1. Understand what you're reading
A public tender file typically contains: the notice, the specifications (the buyer's actual needs), the instructions to bidders, the contractual framework, the forms — and, along the way, addenda that change all of it. The golden rule: the addendum takes precedence. A response built on the original version of the specifications when an addendum changed a requirement is the most avoidable rejection there is.
2. Extract the requirements — all of them
Split them into two families: the mandatory requirements ("must," "required," "under penalty of rejection") and the desired ones ("asset," "desirable"). A single missed mandatory requirement means a non-compliant submission, no matter how good the rest is. Turn them into a numbered list with the source article reference: that's your compliance matrix, and it's what will save you at the final review.
3. Decode the evaluation grid
In Québec, many professional-services tenders use a weighted evaluation (often with a passing score — 70 points is common), sometimes combined with price. Every weighted criterion is a disguised drafting instruction: "Firm's experience: 30 points" means 30% of your drafting effort should demonstrate that experience, with verifiable references.
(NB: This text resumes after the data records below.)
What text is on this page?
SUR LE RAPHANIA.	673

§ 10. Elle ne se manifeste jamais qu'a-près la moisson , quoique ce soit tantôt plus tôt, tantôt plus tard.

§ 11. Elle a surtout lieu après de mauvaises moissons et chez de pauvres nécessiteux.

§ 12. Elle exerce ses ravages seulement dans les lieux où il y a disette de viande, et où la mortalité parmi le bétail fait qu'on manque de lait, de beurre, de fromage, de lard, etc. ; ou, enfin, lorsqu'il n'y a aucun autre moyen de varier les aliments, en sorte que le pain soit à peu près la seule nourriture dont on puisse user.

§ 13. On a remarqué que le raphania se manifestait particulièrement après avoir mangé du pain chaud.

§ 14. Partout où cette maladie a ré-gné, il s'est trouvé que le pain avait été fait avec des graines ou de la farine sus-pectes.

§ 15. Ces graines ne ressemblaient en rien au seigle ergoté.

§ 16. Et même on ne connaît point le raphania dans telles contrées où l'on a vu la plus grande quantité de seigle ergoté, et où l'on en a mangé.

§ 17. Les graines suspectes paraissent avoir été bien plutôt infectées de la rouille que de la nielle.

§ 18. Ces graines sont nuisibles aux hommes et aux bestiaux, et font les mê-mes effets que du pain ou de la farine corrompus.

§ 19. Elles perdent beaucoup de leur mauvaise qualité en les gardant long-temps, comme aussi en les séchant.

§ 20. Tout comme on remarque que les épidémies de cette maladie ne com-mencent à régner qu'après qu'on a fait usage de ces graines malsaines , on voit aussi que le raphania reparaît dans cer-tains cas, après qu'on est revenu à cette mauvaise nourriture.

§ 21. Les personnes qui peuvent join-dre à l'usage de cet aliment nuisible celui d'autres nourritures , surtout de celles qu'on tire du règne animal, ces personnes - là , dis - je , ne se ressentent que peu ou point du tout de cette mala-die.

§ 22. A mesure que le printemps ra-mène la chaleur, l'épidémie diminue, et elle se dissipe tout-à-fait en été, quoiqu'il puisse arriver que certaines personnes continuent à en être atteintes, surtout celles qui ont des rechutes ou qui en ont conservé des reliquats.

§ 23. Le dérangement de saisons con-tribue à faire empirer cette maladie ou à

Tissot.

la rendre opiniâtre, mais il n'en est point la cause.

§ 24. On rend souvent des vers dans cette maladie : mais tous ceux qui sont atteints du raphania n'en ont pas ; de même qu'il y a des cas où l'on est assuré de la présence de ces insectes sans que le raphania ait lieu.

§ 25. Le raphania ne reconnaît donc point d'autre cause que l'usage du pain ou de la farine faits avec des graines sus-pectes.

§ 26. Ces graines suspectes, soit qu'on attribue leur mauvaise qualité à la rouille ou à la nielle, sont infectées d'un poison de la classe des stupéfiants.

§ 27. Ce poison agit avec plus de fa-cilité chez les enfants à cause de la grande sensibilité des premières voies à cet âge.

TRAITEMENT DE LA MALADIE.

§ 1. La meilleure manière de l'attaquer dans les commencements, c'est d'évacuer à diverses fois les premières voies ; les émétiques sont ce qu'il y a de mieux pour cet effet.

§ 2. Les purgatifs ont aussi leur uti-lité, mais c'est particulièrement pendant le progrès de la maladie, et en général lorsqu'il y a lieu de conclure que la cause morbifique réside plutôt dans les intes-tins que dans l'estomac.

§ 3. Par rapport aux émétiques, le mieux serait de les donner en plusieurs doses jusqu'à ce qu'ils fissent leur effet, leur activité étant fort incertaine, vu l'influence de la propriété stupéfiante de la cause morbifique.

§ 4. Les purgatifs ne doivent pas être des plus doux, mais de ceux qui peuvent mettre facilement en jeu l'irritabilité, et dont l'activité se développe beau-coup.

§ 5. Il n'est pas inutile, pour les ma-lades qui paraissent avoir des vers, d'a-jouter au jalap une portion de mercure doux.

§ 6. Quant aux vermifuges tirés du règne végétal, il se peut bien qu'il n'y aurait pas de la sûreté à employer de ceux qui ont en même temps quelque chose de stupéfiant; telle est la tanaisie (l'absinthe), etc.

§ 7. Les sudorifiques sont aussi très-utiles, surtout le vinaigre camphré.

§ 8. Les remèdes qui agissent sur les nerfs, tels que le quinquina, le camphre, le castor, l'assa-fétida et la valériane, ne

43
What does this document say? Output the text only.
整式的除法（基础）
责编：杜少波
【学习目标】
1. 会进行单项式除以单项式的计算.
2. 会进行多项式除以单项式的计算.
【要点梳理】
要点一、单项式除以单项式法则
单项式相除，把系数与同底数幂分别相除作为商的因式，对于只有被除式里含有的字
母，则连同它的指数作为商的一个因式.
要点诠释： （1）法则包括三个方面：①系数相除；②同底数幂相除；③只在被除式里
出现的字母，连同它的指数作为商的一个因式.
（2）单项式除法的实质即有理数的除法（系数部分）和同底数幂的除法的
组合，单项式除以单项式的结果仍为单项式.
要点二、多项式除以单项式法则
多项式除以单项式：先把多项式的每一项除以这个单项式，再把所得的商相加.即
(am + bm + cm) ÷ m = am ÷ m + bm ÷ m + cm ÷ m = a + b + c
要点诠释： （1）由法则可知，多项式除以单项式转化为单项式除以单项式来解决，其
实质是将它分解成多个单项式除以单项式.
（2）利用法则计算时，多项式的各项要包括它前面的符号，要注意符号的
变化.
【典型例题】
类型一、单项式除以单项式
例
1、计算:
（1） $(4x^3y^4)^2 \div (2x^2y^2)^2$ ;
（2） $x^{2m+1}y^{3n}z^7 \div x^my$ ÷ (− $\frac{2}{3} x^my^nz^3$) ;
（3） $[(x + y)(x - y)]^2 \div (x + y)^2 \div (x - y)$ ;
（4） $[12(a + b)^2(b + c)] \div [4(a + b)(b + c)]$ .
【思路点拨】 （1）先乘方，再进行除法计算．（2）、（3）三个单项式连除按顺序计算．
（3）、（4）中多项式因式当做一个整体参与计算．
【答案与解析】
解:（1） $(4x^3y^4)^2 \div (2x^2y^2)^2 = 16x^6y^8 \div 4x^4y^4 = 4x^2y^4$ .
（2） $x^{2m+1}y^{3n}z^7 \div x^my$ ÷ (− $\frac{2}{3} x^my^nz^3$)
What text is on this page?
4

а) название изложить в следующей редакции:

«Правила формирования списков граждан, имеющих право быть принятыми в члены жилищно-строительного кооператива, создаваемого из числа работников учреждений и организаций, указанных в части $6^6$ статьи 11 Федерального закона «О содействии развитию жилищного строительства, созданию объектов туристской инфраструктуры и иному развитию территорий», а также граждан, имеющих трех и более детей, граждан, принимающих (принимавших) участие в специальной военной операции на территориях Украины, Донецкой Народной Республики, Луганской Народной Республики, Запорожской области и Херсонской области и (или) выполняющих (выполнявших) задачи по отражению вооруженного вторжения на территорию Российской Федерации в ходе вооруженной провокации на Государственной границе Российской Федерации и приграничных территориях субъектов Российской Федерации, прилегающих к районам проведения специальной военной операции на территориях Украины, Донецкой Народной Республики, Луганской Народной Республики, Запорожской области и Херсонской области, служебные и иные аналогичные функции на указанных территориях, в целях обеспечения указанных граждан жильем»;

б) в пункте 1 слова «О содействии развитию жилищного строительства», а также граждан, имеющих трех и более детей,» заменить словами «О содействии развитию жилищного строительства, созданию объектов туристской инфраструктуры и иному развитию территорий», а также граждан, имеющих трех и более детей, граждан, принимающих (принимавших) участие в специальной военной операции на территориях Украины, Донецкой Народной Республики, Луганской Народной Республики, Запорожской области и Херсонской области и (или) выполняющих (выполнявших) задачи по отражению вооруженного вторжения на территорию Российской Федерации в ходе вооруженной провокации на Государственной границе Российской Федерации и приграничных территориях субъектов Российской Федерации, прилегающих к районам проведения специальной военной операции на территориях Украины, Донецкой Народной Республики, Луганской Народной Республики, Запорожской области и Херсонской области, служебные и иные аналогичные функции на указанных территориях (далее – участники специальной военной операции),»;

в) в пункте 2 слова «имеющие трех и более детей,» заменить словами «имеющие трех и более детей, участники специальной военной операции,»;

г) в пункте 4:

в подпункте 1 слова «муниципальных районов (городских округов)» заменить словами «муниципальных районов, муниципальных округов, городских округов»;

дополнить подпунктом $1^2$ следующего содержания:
4. Decide fast: the go/no-go
Before writing a single line, answer honestly: can we satisfy every mandatory requirement? Do our strengths match the most heavily weighted criteria? Is the timeline realistic? An average submission costs 27 to 33 hours of work — investing it in a tender that's already lost is the number-one source of wasted effort for SMBs that bid.
5. Draft from what you already have
Your past submissions already contain 60 to 80% of the material: firm presentation, methodologies, résumés, references. The work isn't writing from scratch, but adapting that material to the tender's exact criteria — and filling in the gaps you've identified. Watch out for blind copy-paste: a client name left over from an old mandate is a classic, embarrassing slip.
6. The pitfalls that disqualify you
A submission form not signed by an authorized person; an expired Revenu Québec certificate; a bid bond for the wrong amount; a missed mandatory site visit; a submission filed after the deadline (2:00 p.m. means 2:00:00 p.m.); required schedule documents missing. None of these rejections judge the quality of your offer — all of them are avoidable with a checklist.